If you spend any time in the gym, or doing strength exercises for your legs, you have no doubt done a few lunges. The many variations of lunges are indeed great muscle-toning moves, but they are also an excellent way for runners to get a deep stretch in their hip flexors, quads, and front core. And just like in the gym, when practicing lunges in yoga, there are many variations, leading to an open, curving crescent lunge called Anjaneyasana.
Move into the lunges carefully, after you have warmed the body with deep slow breaths and several forward folds, until you feel the back of your legs relax and your lower back release initial tightness.
Then, from a standing Mountain pose, reach your arms up over your head, lengthen the spine and feel the front of your body stretch open. Keeping a strong lower back, fold forward, bending your knees if necessary to bring the hands flat onto the floor on either side of your feet.

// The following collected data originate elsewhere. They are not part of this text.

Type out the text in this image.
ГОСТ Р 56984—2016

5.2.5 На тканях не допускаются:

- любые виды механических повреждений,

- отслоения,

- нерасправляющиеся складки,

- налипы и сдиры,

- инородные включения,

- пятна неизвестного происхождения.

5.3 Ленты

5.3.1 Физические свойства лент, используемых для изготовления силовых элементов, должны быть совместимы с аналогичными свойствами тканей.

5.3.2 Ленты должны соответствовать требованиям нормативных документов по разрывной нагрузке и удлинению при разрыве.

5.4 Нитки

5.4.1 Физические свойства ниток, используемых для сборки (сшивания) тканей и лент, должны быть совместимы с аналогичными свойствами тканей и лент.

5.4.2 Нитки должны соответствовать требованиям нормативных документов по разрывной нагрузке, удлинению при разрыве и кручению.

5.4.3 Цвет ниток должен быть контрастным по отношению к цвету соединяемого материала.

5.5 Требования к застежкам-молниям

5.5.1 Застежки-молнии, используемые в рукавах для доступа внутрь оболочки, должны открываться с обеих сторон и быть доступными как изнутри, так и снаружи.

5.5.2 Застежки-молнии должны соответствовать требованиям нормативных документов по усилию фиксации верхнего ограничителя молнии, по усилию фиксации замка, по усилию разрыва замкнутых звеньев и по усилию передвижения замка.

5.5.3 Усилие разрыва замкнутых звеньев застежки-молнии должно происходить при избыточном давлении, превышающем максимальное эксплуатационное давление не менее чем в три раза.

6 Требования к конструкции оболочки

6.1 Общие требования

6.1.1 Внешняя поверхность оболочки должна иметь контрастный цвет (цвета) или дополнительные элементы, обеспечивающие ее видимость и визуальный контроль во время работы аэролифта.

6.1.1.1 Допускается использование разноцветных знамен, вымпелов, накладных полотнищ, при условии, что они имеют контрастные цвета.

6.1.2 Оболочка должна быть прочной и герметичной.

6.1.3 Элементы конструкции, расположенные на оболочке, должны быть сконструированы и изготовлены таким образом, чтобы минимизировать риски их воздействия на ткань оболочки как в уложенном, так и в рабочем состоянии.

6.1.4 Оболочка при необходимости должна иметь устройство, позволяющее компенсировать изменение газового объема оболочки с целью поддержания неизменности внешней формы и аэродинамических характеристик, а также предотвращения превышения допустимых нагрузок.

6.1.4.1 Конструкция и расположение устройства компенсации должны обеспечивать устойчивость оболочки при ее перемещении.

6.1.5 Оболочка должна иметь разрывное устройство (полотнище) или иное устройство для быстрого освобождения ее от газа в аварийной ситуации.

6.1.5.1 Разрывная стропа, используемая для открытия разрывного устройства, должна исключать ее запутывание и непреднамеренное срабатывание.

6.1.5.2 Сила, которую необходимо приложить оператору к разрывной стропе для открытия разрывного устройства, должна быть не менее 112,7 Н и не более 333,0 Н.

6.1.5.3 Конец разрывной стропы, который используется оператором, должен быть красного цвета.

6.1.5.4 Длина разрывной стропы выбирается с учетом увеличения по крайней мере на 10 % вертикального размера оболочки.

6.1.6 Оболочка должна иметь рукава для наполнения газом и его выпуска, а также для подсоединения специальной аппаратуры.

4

Keep your attention on your left knee so that it stays directly above the left ankle. Then, with your hands flat on the floor, step your right foot back, dropping the hips and bringing the right knee to the floor. Keep pushing the left foot firmly into the floor, finding strength and balance in the left thigh. Feel a comfortable lengthening along your right leg, maybe inching your right toes back further, if able, to bring the hips lower to the floor.
Bring your attention to the front of your right hip — the hip flexor. Adjust one of more of the following until you feel a gentle stretch here, and in the front of the right thigh.
- Slide the right foot up or back
- Lift or drop the hips a little
- Bring the chest up, perpendicular to the earth, with hands on the left knee
- Keeping a strong lift in the left leg, lengthen the spine and draw the arms up over the head, lifting the heart toward the sky. Do not bend back at the lower vertebrae or at the neck, but keep the lower back long and strong as you curve slightly back by opening the chest, keeping the head aligned with the rest of your spine.
- Hold the pose that feels best for 2-5 breaths
Come out of the lunge by bringing the hands to the floor, relaxing the legs, curling the right toes under and then stepping your right leg toward your hands. If you need to help it along, or take a few little hops with the foot, then go ahead. Once your feet are together again, you may return to Mountain, sweeping the arms out to the sides as you rise, and then repeat the movement on the other side, stepping the left foot back.
Through all variations, keep the breath slow and deep. Allow the stretch to creep into your muscles gently so that the tightness releases and dissipates. As you hold the pose, imagine your muscles becoming long and strong, your body becoming poised and graceful, your mind becoming focused and confident.
Many people have short, tight hip flexors from desk jobs and long commutes. Runners, especially, tend to be tight here, so stretching gently and consistently will help balance the workload between hamstrings and quads and will improve overall form. Above all, pay attention to the differences of the two sides of your body and the way it responds each day. Move in rhythm with what your body needs. Always.